— Твой длинный, мокрый, свисающий, очень розовый язык. Бедняжка Том. Должно быть, он очень сильно унижает твое достоинство каждый раз, когда тебе становится жарко.
— Я храню свое достоинство не на своем лице, а в своем сердце. Почему ты позволяешь всем урокам, которые преподали тебе Ахма и я, на протяжении стольких лет, улетучиться из твоей головы, как одуванчик на ветру?
Кантор пожал плечами, что напомнило ему о большой рыбе на длинной палке, перекинутой через плечо.
— Давай отдадим это Ахме.
Он начал спускаться с холма, Том потрусил рядом с ним, высоко подняв голову и виляя хвостом. К соседнему дереву быстро пробежала белка и вскарабкалась на безопасную высоту. Ее возмутила их болтовня, когда они проходили рядом. Том поднял морду, пристально посмотрел на зверька и залаял. Белка прекратила браниться и попрыгала по веткам выше, где остановилась и снова принялась за свое.
— Прежде чем ты окончательно потеряешь дар речи, — сказал Кантор, — поведай мне, почему ты считаешь, что Ахма готова отпустить меня?
— Потому что здесь Одем. Они склоняют головы друг к другу и хихикают над какими-то схемами. Гав… суетятся! Когда они в последний раз расстались, Одем сказал ей гав — пуф! — что вернется для твоего посвящения.
— Думаешь, час уже настал? — Кантор не смог сдержать энтузиазма в своем голосе.
Том издал звук, чем-то напоминающий «да», но для Кантора было достаточно и этого.
2. Посвящение
Осел Одема, Нази, дремал под деревом блэкмор. Том оставил Кантора, чтобы разбудить своего старого друга, смертоносного дракона. Он понесся с холма, выражая огромный энтузиазм, похожий на собачий. Будучи драконом, Том обладал подобающим ему благопристойным поведением. Кантор рукой подал ослику знак приветсвия, в то время как тот поднял голову, издал истошный крик и зевнул.
Дверь в хижину была открыта. Два трехцветных котенка, один черно-белый, а другой полосатый нежились на солнышке на ветхом крыльце. Кантор остановился у колодца и достал ведро. Затем умыл лицо, ополоснул руки в воде и смыл грязь с рыбы.
Он оглянулся через плечо, думая о том, прав ли Том. Могли ли Ахма и Одем планировать его посвящение? Кантор даже не знал, что включает в себя это самое посвящение. Пока там не нужно ничего записывать, он спокоен.

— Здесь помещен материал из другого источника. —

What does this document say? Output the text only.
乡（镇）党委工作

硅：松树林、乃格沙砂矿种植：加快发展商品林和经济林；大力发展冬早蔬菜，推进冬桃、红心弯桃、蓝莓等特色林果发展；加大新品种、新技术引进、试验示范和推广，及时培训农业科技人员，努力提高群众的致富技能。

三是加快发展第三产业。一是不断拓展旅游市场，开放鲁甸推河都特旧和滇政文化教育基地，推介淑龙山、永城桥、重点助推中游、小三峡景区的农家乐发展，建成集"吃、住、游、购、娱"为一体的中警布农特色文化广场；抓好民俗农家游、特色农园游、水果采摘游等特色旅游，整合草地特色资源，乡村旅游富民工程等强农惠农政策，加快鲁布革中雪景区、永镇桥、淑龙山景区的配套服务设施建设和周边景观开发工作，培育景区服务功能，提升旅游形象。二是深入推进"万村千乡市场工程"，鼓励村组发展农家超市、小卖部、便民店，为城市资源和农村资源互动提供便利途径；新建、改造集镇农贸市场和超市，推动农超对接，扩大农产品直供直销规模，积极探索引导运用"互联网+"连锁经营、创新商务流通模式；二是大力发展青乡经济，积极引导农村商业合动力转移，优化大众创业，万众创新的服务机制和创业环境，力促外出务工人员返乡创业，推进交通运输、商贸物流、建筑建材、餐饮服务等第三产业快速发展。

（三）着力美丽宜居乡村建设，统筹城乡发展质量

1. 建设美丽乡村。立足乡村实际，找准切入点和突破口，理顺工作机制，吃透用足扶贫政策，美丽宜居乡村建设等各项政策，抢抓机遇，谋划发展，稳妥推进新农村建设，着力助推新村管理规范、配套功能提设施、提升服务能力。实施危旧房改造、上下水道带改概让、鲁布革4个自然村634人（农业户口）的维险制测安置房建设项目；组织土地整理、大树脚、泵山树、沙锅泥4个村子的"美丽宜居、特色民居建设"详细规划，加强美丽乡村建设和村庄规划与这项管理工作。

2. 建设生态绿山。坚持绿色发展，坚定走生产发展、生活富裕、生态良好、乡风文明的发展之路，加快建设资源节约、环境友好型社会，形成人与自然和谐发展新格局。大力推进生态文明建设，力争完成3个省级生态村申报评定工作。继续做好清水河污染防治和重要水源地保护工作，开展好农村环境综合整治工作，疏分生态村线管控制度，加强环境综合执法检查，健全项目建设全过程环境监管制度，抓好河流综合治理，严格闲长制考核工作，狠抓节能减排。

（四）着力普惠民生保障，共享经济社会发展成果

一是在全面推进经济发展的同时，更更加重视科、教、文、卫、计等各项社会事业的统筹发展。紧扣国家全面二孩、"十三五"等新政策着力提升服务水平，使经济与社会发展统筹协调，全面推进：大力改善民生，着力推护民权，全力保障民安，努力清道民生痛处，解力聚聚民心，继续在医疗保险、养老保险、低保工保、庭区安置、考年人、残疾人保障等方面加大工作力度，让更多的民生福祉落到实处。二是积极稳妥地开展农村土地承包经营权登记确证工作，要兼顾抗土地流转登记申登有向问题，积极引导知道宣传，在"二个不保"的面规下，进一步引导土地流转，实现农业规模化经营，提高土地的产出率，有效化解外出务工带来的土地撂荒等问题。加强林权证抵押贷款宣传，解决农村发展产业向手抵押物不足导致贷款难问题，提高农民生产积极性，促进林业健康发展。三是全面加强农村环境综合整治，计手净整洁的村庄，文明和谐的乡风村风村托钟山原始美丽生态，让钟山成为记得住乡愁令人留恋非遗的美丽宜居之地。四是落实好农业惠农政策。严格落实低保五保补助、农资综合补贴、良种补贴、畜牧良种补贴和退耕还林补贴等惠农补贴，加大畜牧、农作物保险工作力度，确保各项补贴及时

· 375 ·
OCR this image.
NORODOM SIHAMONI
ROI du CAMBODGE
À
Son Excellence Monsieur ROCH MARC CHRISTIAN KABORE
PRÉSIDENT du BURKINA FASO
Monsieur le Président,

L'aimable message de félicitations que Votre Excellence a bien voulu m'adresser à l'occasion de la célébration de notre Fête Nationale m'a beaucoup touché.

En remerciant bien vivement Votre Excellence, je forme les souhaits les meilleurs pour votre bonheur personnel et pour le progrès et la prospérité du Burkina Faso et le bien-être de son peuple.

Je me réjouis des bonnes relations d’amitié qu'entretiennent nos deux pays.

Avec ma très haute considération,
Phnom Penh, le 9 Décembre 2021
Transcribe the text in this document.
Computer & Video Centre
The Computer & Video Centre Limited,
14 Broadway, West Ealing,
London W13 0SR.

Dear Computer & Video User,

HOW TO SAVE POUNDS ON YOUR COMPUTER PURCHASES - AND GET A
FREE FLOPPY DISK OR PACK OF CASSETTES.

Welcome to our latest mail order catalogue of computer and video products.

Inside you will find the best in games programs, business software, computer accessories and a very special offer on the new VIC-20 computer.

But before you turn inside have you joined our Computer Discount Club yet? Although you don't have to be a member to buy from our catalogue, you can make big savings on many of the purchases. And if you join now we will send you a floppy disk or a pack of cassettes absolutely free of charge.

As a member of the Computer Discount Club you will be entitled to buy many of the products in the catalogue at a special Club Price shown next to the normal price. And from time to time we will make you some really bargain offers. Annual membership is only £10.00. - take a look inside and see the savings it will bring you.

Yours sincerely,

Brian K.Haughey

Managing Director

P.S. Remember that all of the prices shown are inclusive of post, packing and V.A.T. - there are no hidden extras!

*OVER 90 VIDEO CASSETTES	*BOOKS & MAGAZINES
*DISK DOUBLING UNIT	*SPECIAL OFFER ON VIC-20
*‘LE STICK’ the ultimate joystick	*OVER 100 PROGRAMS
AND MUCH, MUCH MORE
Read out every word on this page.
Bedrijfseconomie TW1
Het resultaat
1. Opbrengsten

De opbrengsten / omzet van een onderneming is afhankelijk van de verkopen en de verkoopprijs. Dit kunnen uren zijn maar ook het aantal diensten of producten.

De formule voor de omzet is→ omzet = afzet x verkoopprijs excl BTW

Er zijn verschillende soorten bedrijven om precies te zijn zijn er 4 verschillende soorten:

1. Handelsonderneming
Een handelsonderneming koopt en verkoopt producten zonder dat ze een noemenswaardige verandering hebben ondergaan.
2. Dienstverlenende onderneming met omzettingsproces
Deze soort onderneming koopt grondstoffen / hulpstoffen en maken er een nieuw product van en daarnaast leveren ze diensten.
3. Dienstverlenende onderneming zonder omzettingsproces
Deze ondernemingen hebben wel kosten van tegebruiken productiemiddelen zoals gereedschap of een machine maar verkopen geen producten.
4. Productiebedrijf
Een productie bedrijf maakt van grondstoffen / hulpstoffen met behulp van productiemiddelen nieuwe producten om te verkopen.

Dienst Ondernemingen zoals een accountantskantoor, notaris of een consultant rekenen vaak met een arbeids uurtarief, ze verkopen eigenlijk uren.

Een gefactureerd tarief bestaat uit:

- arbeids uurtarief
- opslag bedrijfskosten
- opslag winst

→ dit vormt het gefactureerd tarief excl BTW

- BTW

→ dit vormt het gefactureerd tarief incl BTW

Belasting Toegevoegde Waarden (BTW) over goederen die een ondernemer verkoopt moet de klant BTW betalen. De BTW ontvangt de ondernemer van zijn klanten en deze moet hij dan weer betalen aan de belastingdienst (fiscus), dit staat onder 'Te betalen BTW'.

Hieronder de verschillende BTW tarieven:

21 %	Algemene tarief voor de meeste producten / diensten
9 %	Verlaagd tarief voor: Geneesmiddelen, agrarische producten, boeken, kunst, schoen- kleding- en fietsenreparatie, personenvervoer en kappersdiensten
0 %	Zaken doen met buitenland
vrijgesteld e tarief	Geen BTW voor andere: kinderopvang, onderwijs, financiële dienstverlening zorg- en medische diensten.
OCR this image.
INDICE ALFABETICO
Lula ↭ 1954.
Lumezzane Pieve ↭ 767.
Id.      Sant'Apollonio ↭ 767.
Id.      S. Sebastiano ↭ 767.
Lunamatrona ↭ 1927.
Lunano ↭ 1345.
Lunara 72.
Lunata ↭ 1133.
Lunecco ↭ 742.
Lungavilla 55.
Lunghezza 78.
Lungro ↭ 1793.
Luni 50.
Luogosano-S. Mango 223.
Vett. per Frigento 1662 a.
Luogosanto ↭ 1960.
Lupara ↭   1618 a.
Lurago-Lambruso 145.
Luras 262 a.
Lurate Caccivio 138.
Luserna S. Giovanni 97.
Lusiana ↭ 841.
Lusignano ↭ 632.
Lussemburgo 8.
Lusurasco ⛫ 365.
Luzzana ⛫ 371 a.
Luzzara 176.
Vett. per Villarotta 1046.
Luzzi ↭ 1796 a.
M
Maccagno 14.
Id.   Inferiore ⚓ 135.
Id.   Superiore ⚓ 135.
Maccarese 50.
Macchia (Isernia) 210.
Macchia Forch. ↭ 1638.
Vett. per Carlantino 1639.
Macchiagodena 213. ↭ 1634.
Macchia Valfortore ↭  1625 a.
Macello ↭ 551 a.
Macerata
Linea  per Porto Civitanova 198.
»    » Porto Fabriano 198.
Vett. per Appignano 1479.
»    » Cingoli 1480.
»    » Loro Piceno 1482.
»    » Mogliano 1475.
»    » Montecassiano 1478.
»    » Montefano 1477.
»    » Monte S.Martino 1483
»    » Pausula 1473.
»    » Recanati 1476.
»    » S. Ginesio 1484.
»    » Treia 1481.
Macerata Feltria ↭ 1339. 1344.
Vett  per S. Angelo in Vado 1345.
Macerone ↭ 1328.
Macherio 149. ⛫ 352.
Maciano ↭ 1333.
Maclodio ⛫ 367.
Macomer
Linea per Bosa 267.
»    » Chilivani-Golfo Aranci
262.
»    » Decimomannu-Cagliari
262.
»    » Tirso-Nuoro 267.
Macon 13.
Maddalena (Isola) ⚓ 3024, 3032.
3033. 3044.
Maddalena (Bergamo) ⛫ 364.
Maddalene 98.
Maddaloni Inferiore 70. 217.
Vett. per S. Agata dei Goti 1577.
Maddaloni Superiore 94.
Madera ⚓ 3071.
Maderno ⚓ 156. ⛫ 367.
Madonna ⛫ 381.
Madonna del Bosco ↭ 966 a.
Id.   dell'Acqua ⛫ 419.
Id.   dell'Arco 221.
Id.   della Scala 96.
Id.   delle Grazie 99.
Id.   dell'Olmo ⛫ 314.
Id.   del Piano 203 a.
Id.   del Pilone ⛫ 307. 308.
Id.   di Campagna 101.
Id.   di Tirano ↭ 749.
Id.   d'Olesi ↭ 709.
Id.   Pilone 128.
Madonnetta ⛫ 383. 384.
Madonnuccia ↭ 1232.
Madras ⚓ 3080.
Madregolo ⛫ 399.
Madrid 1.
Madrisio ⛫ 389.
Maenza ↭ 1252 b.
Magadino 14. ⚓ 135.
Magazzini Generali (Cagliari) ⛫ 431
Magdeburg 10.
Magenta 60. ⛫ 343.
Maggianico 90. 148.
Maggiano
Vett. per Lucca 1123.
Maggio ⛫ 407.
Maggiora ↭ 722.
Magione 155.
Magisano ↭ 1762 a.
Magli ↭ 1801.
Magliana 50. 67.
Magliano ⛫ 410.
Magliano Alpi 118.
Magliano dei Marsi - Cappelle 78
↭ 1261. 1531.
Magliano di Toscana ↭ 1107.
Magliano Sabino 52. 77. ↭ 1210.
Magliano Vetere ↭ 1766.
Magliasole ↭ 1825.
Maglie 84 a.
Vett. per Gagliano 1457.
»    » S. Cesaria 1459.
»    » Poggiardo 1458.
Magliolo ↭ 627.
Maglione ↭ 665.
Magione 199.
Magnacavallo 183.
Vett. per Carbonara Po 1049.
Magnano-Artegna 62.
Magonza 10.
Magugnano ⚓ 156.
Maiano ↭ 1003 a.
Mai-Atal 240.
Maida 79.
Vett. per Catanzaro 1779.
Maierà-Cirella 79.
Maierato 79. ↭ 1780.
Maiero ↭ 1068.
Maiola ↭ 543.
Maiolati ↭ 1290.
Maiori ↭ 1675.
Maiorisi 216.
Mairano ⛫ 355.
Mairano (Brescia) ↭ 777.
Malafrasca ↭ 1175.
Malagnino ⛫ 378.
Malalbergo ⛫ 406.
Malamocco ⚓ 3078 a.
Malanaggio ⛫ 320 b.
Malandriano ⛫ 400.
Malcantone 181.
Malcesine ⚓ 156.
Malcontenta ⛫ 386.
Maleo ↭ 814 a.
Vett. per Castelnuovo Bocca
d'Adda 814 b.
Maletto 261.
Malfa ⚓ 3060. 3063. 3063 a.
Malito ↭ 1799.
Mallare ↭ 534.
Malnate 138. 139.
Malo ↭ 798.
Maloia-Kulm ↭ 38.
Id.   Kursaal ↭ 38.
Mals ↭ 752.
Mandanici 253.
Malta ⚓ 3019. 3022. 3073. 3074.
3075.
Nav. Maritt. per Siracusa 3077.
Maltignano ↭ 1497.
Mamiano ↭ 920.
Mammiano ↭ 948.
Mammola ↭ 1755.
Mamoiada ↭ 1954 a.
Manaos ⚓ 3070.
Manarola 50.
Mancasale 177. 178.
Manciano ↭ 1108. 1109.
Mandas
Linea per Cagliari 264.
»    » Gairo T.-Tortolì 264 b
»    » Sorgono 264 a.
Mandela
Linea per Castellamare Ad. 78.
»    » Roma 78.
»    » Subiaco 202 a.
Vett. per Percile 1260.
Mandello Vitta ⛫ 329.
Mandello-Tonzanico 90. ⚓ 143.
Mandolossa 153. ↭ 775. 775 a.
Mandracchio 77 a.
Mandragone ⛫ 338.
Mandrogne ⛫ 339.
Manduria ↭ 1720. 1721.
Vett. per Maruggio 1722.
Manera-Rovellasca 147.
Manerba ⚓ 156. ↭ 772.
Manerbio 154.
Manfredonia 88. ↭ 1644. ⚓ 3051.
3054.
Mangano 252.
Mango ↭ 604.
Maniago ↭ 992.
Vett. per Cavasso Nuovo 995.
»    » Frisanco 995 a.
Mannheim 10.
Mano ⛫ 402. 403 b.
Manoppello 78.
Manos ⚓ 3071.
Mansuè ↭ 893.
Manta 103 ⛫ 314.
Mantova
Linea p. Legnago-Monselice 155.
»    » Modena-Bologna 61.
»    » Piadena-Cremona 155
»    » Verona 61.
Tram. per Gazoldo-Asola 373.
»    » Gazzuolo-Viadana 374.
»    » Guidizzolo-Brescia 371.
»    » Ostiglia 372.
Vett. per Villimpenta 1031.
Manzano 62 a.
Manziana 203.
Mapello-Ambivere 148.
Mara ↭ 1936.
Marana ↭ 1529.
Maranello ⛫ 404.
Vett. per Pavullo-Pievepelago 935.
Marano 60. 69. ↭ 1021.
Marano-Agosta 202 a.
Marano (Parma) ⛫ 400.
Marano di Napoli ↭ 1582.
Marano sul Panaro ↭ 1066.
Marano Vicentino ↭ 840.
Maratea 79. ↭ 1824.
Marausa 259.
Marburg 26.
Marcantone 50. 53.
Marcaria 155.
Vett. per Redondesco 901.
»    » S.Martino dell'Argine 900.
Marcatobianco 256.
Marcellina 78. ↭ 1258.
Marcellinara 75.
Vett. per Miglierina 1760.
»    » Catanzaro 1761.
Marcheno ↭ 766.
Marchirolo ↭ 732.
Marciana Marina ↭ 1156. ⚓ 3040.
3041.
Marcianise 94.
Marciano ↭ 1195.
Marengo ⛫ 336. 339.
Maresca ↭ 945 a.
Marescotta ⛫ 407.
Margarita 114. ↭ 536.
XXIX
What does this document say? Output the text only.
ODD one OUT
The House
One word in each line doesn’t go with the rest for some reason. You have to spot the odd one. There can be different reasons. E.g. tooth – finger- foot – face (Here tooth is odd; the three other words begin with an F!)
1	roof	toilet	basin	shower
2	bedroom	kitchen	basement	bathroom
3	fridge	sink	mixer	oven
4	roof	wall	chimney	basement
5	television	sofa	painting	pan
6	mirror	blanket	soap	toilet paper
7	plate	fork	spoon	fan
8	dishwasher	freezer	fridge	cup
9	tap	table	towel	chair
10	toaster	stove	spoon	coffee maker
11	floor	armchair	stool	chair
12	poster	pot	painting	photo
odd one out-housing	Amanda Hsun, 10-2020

Устные вопросы его не волновали. Ахма всегда говорила, что он одарен языком и пальцами «сапожника». Иногда это считалось за комплимент, а иногда… нет. Он хорошо изъяснялся, мог убедить всех и во всем, кроме Ахмы и Одема, чтобы они позволили ему следовать своим путем.
Задачи физической подготовки так же не вызывали беспокойства. Затейливым движением ловких пальцев он мог заставить хорошо работать практически любой гаджет. Что же касается проворства в играх и спортивных навыках, то тут он мог переплюнуть любого зверя, которого когда-либо встречал.
В общем, выходило у него все просто замечательно. До тех пор, пока он не брал в руки ручку. Тонкие маленькие письменные принадлежности заставляли его нервничать. Если он входил в комнату, то точно знал, в каких ящиках и шкафах прячутся ручки и карандаши. Маленький кусочек угля не беспокоил его, пока им не писали. Или кисть оставалась лишь кистью, пока ею не начинали рисовать на выцветшей стене.
Ахма говорила, что он чокнутый. Он же смеялся про себя. Иногда она благожелательно относилась к этой его особенности, а иногда нет.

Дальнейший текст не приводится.